An unsuccessful transfer is not a surrogate “failure”
I have been sitting with the way we talk about unsuccessful transfers in surrogacy spaces, especially the way so many of us immediately jump to the term, “failed.”
Not, “The transfer did not work.” Not, “This embryo did not implant.” Not even, “We got devastating news.” We say, “I feel like I failed my intended parents.”
And I get it
We are the ones taking the medications. We are the one showing up for every monitoring appointment, changing our schedules, trusting our bodies, and carrying the emotional weight of knowing that someone else is hoping for a child on the other side of all of this. When a transfer does not work, it can feel impossible not to look inward and wonder what we did wrong.
Was I late for a shot? Did I move around too much? Should I have rested more? Did I eat something I should not have? Did I travel too soon? Was I too stressed? Did my body just not do what it was supposed to do?
That spiral is real. And it can be brutal.
But an unsuccessful transfer is not a moral failing. It is not proof that you were careless.
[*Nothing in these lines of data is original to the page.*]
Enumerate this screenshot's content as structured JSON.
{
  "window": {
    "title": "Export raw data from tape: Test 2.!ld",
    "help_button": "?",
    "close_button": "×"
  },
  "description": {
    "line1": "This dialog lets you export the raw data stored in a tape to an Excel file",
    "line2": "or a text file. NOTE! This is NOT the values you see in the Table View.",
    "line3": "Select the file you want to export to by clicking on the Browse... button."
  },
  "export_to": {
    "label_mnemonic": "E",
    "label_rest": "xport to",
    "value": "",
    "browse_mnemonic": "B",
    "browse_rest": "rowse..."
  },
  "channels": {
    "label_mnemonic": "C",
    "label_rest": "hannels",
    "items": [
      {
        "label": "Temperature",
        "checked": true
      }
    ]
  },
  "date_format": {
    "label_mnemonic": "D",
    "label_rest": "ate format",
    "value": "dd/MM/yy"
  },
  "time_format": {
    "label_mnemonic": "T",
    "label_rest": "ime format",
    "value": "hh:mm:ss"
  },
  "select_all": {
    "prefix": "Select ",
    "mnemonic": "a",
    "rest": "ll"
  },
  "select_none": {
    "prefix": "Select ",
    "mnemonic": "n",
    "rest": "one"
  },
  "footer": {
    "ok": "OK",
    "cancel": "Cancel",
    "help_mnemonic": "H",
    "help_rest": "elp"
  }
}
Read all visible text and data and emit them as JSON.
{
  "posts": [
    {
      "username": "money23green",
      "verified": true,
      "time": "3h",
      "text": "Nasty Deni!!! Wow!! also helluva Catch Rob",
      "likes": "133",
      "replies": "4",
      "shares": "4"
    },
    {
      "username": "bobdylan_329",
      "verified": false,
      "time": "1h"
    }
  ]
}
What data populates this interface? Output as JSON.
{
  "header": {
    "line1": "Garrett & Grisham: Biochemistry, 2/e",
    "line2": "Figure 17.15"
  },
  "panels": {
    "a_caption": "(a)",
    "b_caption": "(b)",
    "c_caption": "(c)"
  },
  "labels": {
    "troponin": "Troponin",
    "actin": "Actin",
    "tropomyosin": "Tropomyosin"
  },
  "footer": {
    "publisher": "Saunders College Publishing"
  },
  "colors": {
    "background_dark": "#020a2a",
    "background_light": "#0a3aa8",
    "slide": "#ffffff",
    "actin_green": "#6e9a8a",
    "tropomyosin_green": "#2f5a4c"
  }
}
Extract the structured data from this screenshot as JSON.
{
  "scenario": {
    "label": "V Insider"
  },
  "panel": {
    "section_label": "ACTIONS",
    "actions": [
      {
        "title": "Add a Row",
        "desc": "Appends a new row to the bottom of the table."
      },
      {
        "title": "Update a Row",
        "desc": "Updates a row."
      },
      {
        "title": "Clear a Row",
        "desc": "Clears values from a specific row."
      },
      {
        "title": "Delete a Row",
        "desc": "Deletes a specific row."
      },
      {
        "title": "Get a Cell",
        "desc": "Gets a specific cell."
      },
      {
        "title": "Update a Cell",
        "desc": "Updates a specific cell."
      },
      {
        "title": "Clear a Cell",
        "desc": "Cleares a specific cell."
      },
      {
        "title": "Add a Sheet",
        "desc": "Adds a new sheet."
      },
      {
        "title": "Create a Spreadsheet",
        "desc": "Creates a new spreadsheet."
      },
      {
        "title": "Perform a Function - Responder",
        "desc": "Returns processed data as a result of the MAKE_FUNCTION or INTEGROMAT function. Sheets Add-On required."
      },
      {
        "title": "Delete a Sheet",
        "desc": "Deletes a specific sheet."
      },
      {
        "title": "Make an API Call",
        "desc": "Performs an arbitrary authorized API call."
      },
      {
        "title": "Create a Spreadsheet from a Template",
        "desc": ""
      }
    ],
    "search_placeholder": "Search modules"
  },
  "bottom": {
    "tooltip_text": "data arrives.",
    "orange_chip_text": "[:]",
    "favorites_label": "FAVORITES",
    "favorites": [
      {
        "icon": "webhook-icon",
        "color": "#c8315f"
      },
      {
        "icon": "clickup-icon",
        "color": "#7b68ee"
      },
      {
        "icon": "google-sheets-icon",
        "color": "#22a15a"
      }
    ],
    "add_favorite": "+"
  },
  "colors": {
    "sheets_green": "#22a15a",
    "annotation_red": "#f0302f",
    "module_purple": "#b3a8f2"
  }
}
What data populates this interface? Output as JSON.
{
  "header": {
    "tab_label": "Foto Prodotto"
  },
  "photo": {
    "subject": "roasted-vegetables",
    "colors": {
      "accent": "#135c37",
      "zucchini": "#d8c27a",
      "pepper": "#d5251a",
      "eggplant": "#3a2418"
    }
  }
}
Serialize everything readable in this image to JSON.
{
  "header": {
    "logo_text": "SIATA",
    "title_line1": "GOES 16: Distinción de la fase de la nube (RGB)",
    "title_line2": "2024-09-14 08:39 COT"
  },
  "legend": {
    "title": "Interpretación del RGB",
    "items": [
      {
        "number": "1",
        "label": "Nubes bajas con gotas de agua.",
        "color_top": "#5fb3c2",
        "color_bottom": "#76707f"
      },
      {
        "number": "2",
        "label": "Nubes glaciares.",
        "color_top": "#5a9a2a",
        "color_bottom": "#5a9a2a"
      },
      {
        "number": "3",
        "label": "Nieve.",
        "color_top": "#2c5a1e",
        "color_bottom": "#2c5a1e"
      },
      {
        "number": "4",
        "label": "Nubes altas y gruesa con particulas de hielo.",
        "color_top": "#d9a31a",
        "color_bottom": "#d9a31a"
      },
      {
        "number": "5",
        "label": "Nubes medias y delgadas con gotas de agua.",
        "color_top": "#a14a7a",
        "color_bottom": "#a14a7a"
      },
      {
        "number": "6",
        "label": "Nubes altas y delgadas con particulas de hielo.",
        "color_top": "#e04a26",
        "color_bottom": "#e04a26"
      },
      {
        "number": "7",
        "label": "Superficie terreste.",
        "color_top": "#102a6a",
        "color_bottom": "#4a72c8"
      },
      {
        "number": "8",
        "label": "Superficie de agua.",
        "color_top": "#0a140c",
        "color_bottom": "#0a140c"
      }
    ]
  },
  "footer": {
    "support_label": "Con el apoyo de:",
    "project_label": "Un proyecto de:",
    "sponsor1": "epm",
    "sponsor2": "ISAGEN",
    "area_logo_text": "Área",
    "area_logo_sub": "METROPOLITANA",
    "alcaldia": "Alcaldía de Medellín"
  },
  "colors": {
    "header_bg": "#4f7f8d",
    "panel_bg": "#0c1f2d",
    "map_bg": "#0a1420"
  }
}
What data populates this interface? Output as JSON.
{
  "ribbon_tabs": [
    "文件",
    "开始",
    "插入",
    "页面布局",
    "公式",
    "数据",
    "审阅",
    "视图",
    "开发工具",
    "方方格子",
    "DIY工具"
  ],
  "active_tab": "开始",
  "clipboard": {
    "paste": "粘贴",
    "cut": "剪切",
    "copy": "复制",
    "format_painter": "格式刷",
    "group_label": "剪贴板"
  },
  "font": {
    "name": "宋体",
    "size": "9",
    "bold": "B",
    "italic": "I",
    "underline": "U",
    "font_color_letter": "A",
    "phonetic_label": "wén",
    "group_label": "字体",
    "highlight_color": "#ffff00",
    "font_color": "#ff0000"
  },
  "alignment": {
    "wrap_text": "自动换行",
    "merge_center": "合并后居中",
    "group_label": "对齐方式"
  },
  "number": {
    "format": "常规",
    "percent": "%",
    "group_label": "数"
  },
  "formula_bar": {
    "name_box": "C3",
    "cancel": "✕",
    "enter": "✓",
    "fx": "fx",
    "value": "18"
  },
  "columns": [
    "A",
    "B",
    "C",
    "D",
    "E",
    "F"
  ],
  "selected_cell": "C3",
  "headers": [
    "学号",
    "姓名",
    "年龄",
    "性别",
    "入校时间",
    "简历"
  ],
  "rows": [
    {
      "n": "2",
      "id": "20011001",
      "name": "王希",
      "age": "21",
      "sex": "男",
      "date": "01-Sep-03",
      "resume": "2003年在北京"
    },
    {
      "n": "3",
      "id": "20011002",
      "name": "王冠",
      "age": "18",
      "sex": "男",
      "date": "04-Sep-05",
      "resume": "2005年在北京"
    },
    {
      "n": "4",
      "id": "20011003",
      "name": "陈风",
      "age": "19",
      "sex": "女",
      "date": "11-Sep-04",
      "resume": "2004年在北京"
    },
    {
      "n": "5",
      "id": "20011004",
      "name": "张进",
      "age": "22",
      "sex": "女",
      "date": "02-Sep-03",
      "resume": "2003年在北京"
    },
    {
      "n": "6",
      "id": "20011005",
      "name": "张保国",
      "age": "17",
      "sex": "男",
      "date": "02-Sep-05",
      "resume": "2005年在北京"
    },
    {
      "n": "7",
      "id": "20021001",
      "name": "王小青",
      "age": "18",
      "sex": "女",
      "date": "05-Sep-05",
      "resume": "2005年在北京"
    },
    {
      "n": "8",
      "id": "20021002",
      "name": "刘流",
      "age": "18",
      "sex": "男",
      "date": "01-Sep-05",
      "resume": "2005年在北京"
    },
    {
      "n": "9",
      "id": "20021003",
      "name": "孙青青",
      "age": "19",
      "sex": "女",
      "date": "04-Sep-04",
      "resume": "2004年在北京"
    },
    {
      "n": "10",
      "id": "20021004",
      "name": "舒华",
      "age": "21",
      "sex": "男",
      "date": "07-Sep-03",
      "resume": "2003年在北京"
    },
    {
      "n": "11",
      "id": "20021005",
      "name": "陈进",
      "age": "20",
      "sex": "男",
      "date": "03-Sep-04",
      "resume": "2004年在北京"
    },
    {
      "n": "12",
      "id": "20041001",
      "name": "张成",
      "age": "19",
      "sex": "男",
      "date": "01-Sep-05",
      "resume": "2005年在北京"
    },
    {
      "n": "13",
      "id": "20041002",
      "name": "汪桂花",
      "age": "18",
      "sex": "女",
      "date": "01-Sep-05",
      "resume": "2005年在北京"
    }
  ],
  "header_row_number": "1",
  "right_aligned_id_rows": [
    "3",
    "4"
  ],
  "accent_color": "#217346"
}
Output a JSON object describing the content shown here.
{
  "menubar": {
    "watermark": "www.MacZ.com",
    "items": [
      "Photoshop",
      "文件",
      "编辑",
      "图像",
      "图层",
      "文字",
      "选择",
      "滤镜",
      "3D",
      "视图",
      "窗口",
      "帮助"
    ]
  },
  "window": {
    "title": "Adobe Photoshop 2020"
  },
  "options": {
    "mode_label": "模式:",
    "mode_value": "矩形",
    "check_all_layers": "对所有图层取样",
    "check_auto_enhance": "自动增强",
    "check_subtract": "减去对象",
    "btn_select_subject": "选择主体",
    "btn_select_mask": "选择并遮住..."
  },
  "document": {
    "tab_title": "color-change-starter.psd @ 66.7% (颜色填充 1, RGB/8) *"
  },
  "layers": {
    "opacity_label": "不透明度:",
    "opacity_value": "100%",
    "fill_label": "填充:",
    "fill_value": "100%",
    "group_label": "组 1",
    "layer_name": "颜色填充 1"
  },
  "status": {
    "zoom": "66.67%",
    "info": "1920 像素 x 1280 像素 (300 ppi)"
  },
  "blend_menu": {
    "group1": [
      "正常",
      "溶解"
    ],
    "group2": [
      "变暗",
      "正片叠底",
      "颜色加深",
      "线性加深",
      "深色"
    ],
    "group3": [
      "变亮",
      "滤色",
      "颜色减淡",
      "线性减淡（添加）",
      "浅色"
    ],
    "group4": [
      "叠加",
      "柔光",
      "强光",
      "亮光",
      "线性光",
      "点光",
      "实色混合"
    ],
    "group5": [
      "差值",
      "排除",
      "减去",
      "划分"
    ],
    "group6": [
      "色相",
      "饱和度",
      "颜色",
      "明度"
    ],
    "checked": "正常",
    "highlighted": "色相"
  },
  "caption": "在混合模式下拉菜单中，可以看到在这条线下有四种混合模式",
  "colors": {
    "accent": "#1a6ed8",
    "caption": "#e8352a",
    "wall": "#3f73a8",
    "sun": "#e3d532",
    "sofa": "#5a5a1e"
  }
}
It is not evidence that you did not care enough, sacrifice enough, or follow the protocol closely enough. It does not mean your body betrayed anyone.
There are so many things involved in whether a transfer works that are outside of a surrogate’s control. Embryo quality, genetics, development, lab variables, timing, and biology can all play a role. A surrogate can do everything exactly as instructed, have a great lining, take every medication on time, and still receive a negative beta.
That does not make her a failure.
We can acknowledge that it hurts. We can hold space for the grief, the disappointment, and the complicated feelings that come with knowing intended parents are hurting too. But I wish we would stop placing the entire outcome of a transfer on the person carrying the medications and showing up with her body.
An unsuccessful transfer is an unsuccessful transfer. It is not a measure of your worth as a surrogate.